Lots of people not really understanding the situation here OP. Your offer was never really 'accepted' as they carried on actively marketing the house until you were proceedable as most people do in this situation. If they received another proceedable offer whilst waiting for you to be under offer - they would have taken it no doubt. No-one owes anyone anything yet. You have now had to sell yours for much lower that you expected due to the global situation and there is no harm at all in asking for some of that loss to be passed up the chain. When yours has gone for so much lower than it was valued at - I would ask for even more than 10K off tbh. They will decide what they are happy to accept but it's perfectly reasonable for a new negotiation to take place now given the global situation. You are not being cheeky - you have a very valid reason - if it pisses them off so much they just say 'no you can't have it' rather than negotiating they are not reasonable people and you may save yourself some stress further down the line.

jdb9803 · 15/04/2026 17:21

Miserablestrawberry · 15/04/2026 15:52

It just feels ‘unfair’ (sorry, not really the right word!) that we’ve dropped our house so much but then our seller has got full asking price purely because we are super keen on it!
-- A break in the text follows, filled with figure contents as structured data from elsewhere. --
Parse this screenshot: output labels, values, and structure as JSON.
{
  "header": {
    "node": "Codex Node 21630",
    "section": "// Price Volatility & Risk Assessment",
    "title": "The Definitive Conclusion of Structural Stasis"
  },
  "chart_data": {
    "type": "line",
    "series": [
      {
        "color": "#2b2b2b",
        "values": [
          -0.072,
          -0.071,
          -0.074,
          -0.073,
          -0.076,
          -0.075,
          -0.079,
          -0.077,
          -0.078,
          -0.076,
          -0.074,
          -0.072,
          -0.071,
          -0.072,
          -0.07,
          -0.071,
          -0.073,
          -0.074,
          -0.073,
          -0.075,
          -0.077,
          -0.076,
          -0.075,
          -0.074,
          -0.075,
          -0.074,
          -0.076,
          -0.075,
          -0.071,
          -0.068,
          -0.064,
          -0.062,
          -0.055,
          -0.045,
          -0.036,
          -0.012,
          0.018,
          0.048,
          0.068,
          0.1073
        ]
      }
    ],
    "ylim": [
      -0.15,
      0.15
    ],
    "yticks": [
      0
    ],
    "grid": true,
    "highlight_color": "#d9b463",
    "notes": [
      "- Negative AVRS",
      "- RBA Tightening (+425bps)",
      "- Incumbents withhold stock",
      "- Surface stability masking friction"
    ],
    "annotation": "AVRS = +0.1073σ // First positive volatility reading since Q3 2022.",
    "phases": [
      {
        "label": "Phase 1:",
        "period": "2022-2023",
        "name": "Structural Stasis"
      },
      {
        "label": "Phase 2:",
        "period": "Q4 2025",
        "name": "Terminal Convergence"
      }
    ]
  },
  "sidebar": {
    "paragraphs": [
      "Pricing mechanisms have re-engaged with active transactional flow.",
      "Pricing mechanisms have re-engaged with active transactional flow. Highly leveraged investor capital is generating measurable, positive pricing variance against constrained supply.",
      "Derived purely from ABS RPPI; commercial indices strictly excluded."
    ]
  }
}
So because you overpriced your house and had to reduce it to get an offer, you think the seller should reduce their price even though you already offered over the asking price, to make it fair!!

Justbloodydoit · 15/04/2026 17:22

Eastereggschocolateisthebest · 15/04/2026 15:42

This doesn’t add up

of course you can’t amend your offer - you are acting entitled in that you can’t see the other side

nothing to do with the what your house sells
for

Of course you CAN amend your offer. They may not accept it, but you’re now proceedable so…

Justbloodydoit · 15/04/2026 17:23

OP we reduced our offer on our current house when we were forced down on our sale. The vendor agreed. You can do what you like, but you also have to live with the consequences

ErlingHaalandsManBun · 15/04/2026 17:24

Miserablestrawberry · 15/04/2026 15:52

It just feels ‘unfair’ (sorry, not really the right word!) that we’ve dropped our house so much but then our seller has got full asking price purely because we are super keen on it!

Well that's the name of the game. It isn't fair. We got a lower offer on ours but couldn't secure the one we really wanted for anything other than asking price. It is what it is. So it was our choice whether to go with what they wanted or find something else. We wanted the house so we paid what they wanted for it.

You can try and reduce your offer but you could lose their trust and you may not get any leeway down the line if you find you may want to renegotiate following survey.

If this was my buyers I would not be impressed with the games and would hope someone else would come along so I could get rid of you.